Philippe a gravé dans l’inconscient le plus récalcitrant que la vieille religion africaine est une religion du succès, du bonheur terrestre. Le christianisme est une religion du détachement (par l’ascèse) au service d’un amour qui n’est pas de ce monde. Le passage d’une optique à l’autre demande donc un retournement, une conversion, voilà ce qu’il nous lègue dans Vers la lumière ou le désir d'Ariel. Sociologie de la conversion.

Philippe m’a promené dans bon nombre de musées de cette ville, il m’a amené à écouter la musique classique avec Fitou sa fille au point de m’amener à oublier son nom. Nombreuses sont les sociétés savantes, françaises et étrangères, dont il fut membre. On n'en finirait pas non plus d'énumérer les distinctions et les prix qui lui ont été attribués en reconnaissance de ses travaux scientifiques.

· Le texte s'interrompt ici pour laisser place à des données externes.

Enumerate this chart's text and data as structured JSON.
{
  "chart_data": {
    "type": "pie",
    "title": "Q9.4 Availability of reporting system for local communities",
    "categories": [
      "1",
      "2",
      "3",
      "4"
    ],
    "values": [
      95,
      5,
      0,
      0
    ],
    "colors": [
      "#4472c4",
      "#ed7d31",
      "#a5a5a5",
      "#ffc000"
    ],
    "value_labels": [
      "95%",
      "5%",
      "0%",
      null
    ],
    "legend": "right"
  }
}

Que cet hommage, abrégé en raison des contraintes de temps, soit un signe de profonde reconnaissance pour l'importante contribution du Philippe Pierre Marie Laburthe-Tolra l’anthropologie, et pour tout ce qu'il a accompli au service de son Alma Mater, l'Université Paris V, et plus particulièrement de la Faculté la Faculté des sciences humaines et sociales.

J'ai pris la parole parce que tu ne peux plus la prendre, j'aurais souhaité la recevoir de toi mais hélas ! J'ai pris cette parole ! J'ai parlé ! Ceux et celles qui ont les oreilles ont entendu jusqu'au-delà du grand fleuve.